2. Simplify: \(\frac{3}{5} \div 4 \frac{1}{3} \times 7 \frac{1}{5}+999 \frac{324}{325} \times 324\)
Solution:
⇒ \(\frac{3}{5} \div 4 \frac{1}{3} \times 7 \frac{1}{5}+999 \frac{324}{325} \times 324\)
⇒ \(\frac{3}{5} \div \frac{13}{3} \times \frac{36}{5}+\frac{324999}{325} \times 324\)
⇒ 0·6÷4·3 × 7·2+ 999.9969 x 324
⇒ 0·139534 × 7·2 + 323999.0030
⇒ 1.0046 + 323999.0030
⇒ 324000.0076.
∴ \(\frac{3}{5} \div 4 \frac{1}{3} \times 7 \frac{1}{5}+999 \frac{324}{325} \times 324=324000\)
Arithmetic Formulas For Class 7 WBBSE
Question 18. Find the greatest number that divides 175,220, and 325 to keep equal remainder in all cases.
Solution:
To find the greatest number that divides, 175, 220, and 325 while keeping equal remainders in all cases
we need to find the greatest common divisor (GCD) of the differences between these numbers.

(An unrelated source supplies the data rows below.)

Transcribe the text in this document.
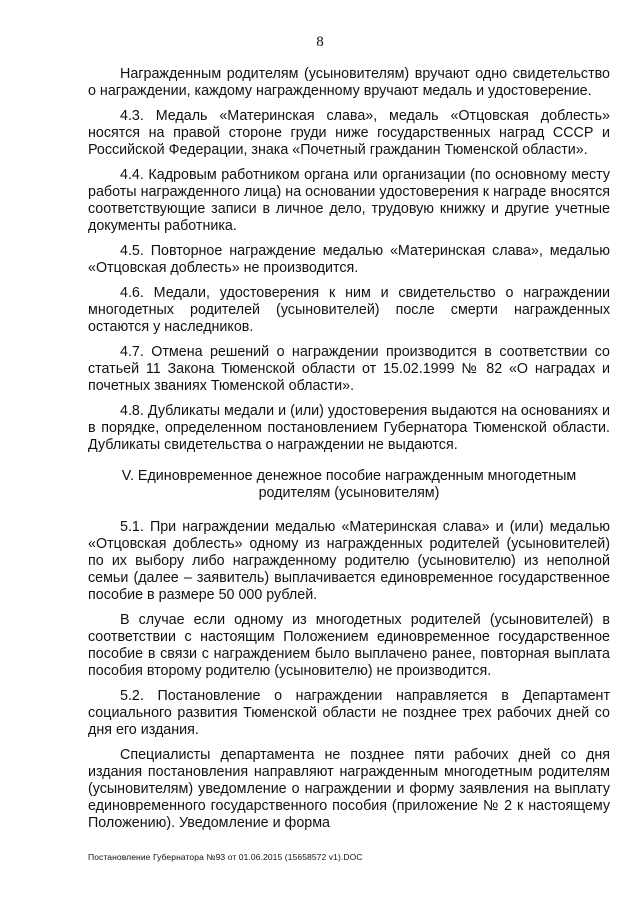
8

Награжденным родителям (усыновителям) вручают одно свидетельство о награждении, каждому награжденному вручают медаль и удостоверение.

4.3. Медаль «Материнская слава», медаль «Отцовская доблесть» носятся на правой стороне груди ниже государственных наград СССР и Российской Федерации, знака «Почетный гражданин Тюменской области».

4.4. Кадровым работником органа или организации (по основному месту работы награжденного лица) на основании удостоверения к награде вносятся соответствующие записи в личное дело, трудовую книжку и другие учетные документы работника.

4.5. Повторное награждение медалью «Материнская слава», медалью «Отцовская доблесть» не производится.

4.6. Медали, удостоверения к ним и свидетельство о награждении многодетных родителей (усыновителей) после смерти награжденных остаются у наследников.

4.7. Отмена решений о награждении производится в соответствии со статьей 11 Закона Тюменской области от 15.02.1999 № 82 «О наградах и почетных званиях Тюменской области».

4.8. Дубликаты медали и (или) удостоверения выдаются на основаниях и в порядке, определенном постановлением Губернатора Тюменской области. Дубликаты свидетельства о награждении не выдаются.

V. Единовременное денежное пособие награжденным многодетным родителям (усыновителям)

5.1. При награждении медалью «Материнская слава» и (или) медалью «Отцовская доблесть» одному из награжденных родителей (усыновителей) по их выбору либо награжденному родителю (усыновителю) из неполной семьи (далее – заявитель) выплачивается единовременное государственное пособие в размере 50 000 рублей.

В случае если одному из многодетных родителей (усыновителей) в соответствии с настоящим Положением единовременное государственное пособие в связи с награждением было выплачено ранее, повторная выплата пособия второму родителю (усыновителю) не производится.

5.2. Постановление о награждении направляется в Департамент социального развития Тюменской области не позднее трех рабочих дней со дня его издания.

Специалисты департамента не позднее пяти рабочих дней со дня издания постановления направляют награжденным многодетным родителям (усыновителям) уведомление о награждении и форму заявления на выплату единовременного государственного пособия (приложение № 2 к настоящему Положению). Уведомление и форма

Постановление Губернатора №93 от 01.06.2015 (15658572 v1).DOC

Let ‘d’ be the Common difference then we have:
175-d = 220-d = 325-d.
Subtracting each pair of numbers we get,
220-175 = 45
325-220 = 105
325 175 = 150
Now, we need to find the greatest common divisor of these differences: 45, 105, and 150.
GCD(45,105,150) = 15
∴ The greatest number that divides 175,220, and 325 to keep equal remainder in all cases is 15.